Dost thou not laugh?
BENVOLIO:
No, coz, I rather weep.
ROMEO:
Good heart, at what?
BENVOLIO:
At thy good heart's oppression.
ROMEO:
Why, such is love's transgression.
Griefs of mine own lie heavy in my breast,
Which thou wilt propagate, to have it prest
With more of thine: this love that thou hast shown
Doth add more grief to too much of mine own.
Love is a smoke raised with the fume of sighs;
Being purged, a fire sparkling in lovers' eyes;
Being vex'd a sea nourish'd with lovers' tears:
What is it else? a madness most discreet,
A choking gall and a preserving sweet.
Farewell, my coz.
BENVOLIO:
Soft! I will go along;
An if you leave me so, you do me wrong.
ROMEO:
Tut, I have lost myself; I am not here;
This is not Romeo, he's some other where.
BENVOLIO:
Tell me in sadness, who is that you love.
ROMEO:
What, shall I groan and tell thee?
BENVOLIO:
Groan! why, no.
But sadly tell me who.
ROMEO:
Bid a sick man in sadness make his will:
Ah, word ill urged to one that is so ill!
In sadness, cousin, I do love a woman.
BENVOLIO:
I aim'd so near, when I supposed you loved.
ROMEO:
A right good mark-man! And she's fair I love.
BENVOLIO:
A right fair mark, fair coz, is soonest hit.
ROMEO:
Well, in that hit you miss: she'll not be hit
With Cupid's arrow; she hath Dian's wit;
And, in strong proof of chastity well arm'd,
From love's weak childish bow she lives unharm'd.

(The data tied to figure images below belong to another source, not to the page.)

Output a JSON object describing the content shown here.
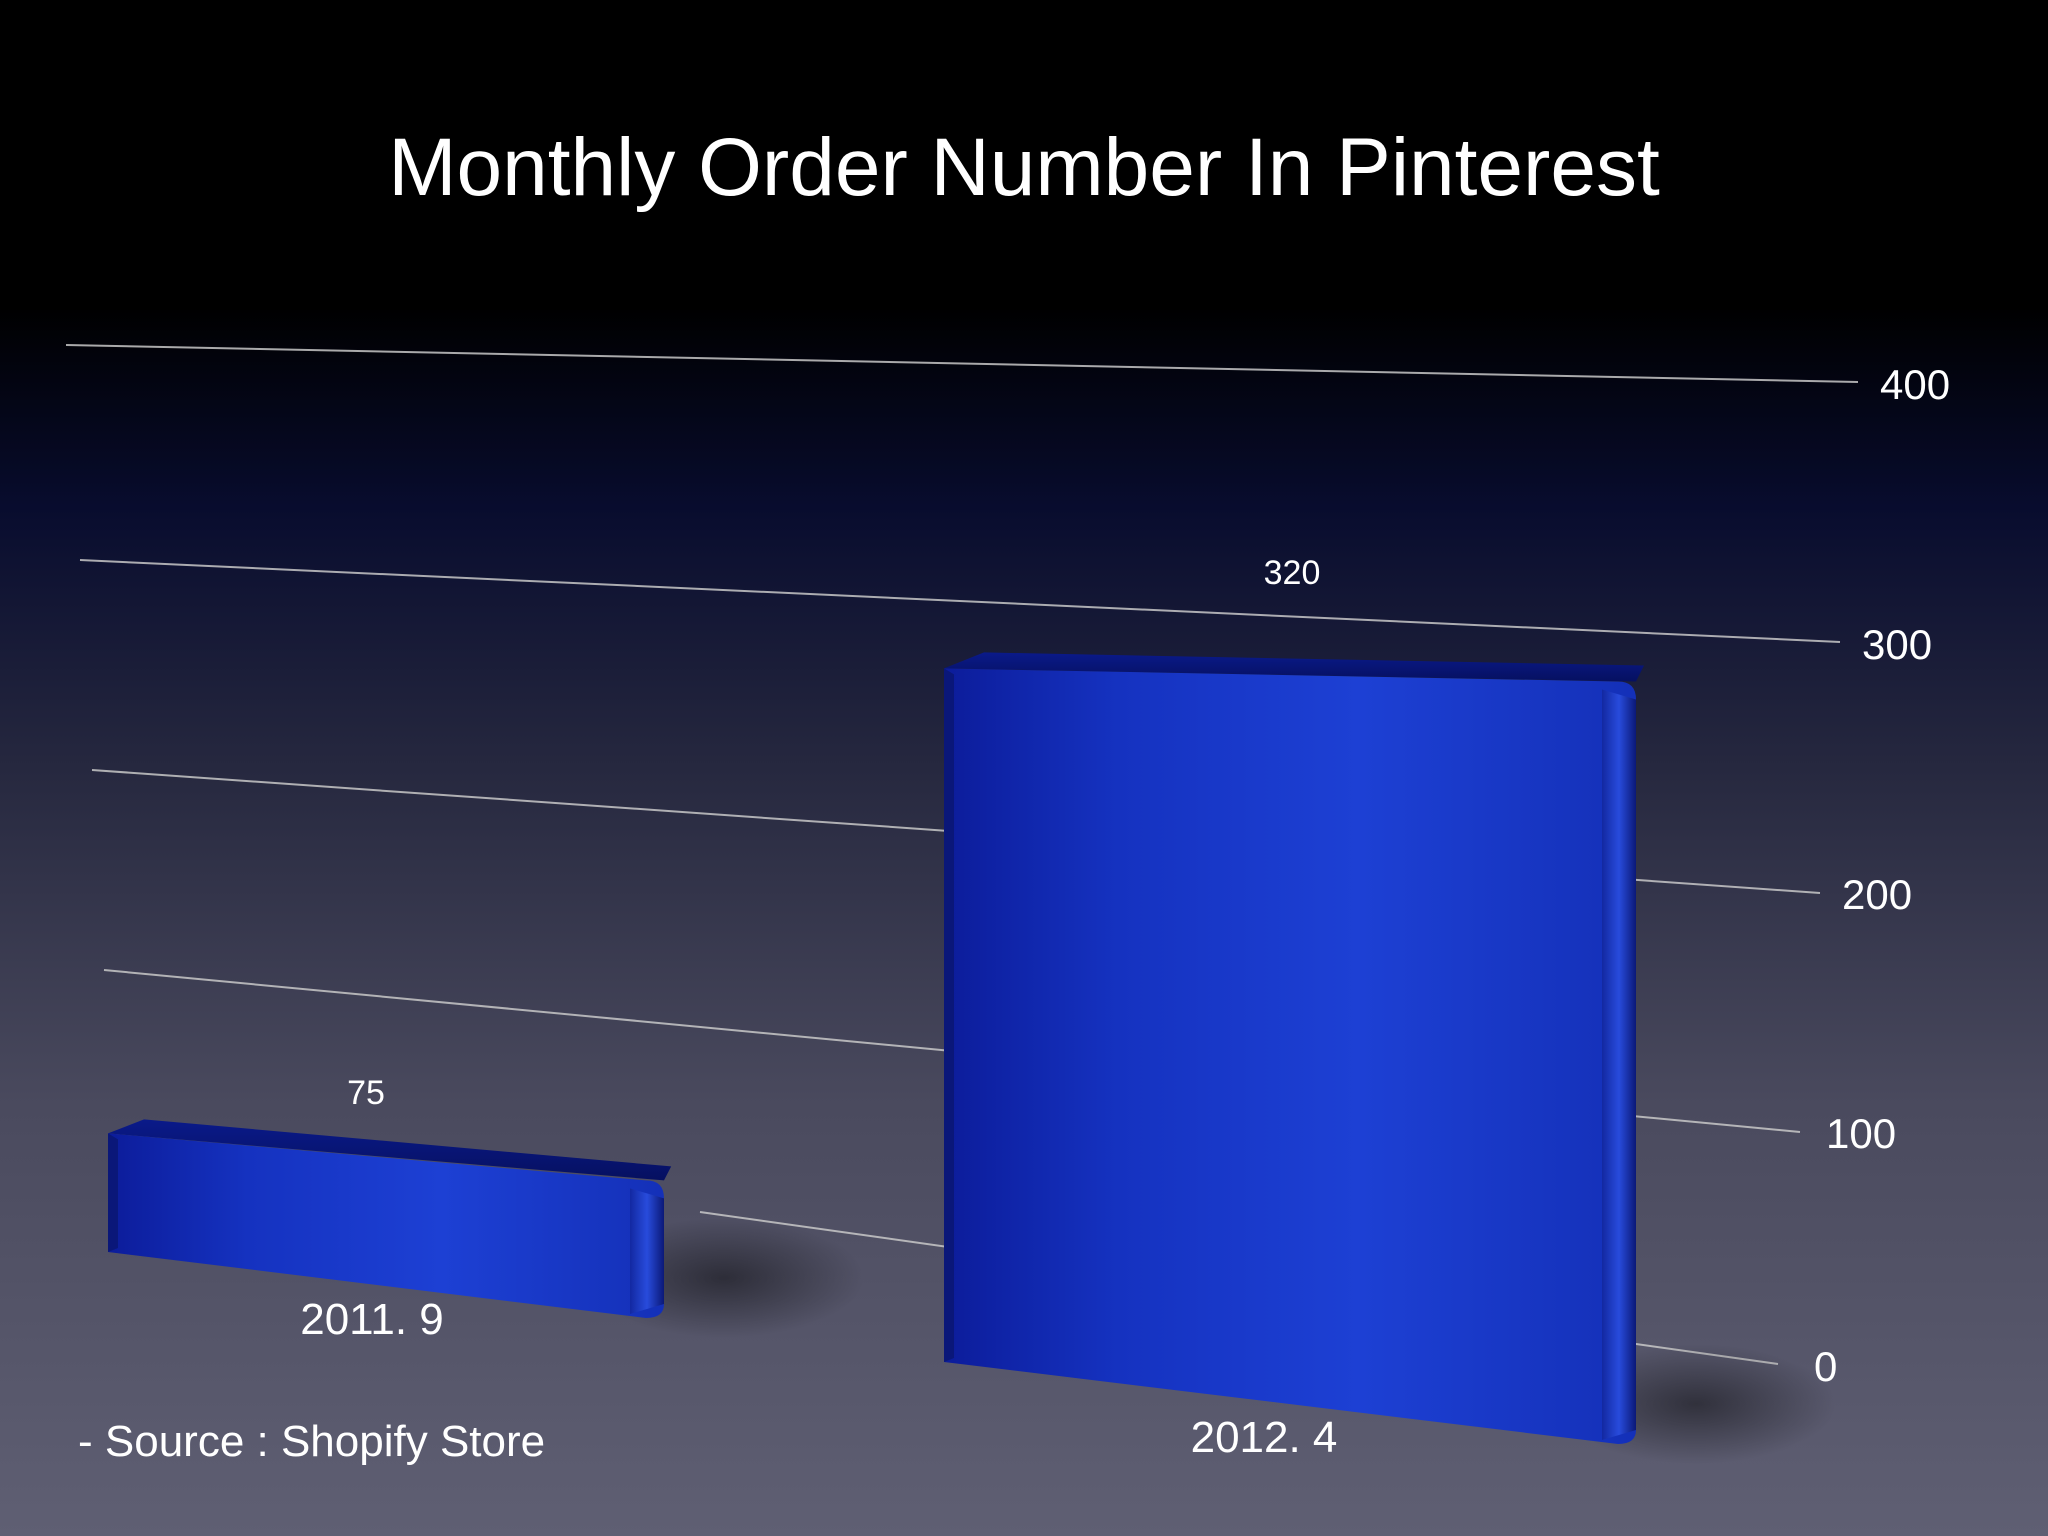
{
  "slide": {
    "title": "Monthly Order Number In Pinterest",
    "source": "- Source : Shopify Store"
  },
  "chart_data": {
    "type": "bar",
    "title": "Monthly Order Number In Pinterest",
    "xlabel": "",
    "ylabel": "",
    "categories": [
      "2011. 9",
      "2012. 4"
    ],
    "values": [
      75,
      320
    ],
    "data_labels": [
      "75",
      "320"
    ],
    "yticks": [
      0,
      100,
      200,
      300,
      400
    ],
    "ytick_labels": [
      "0",
      "100",
      "200",
      "300",
      "400"
    ],
    "ylim": [
      0,
      400
    ],
    "grid": true,
    "axis_position": "right",
    "style": "3d-perspective",
    "colors": {
      "bar": "#1a35c8",
      "bar_dark": "#0c1a88",
      "gridline": "#c8c8c8",
      "text": "#ffffff"
    }
  }
}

She will not stay the siege of loving terms,
Nor bide the encounter of assailing eyes,
Nor ope her lap to saint-seducing gold:
O, she is rich in beauty, only poor,
That when she dies with beauty dies her store.
BENVOLIO:
Then she hath sworn that she will still live chaste?
ROMEO:
She hath, and in that sparing makes huge waste,
For beauty starved with her severity
Cuts beauty off from all posterity.
She is too fair, too wise, wisely too fair,
To merit bliss by making me despair:
She hath forsworn to love, and in that vow
Do I live dead that live to tell it now.
BENVOLIO:
Be ruled by me, forget to think of her.
ROMEO:
O, teach me how I should forget to think.
BENVOLIO:
By giving liberty unto thine eyes;
Examine other beauties.
ROMEO:
'Tis the way
To call hers exquisite, in question more:
These happy masks that kiss fair ladies' brows
Being black put us in mind they hide the fair;
He that is strucken blind cannot forget
The precious treasure of his eyesight lost:
Show me a mistress that is passing fair,
What doth her beauty serve, but as a note
Where I may read who pass'd that passing fair?
Farewell: thou canst not teach me to forget.
BENVOLIO:
I'll pay that doctrine, or else die in debt.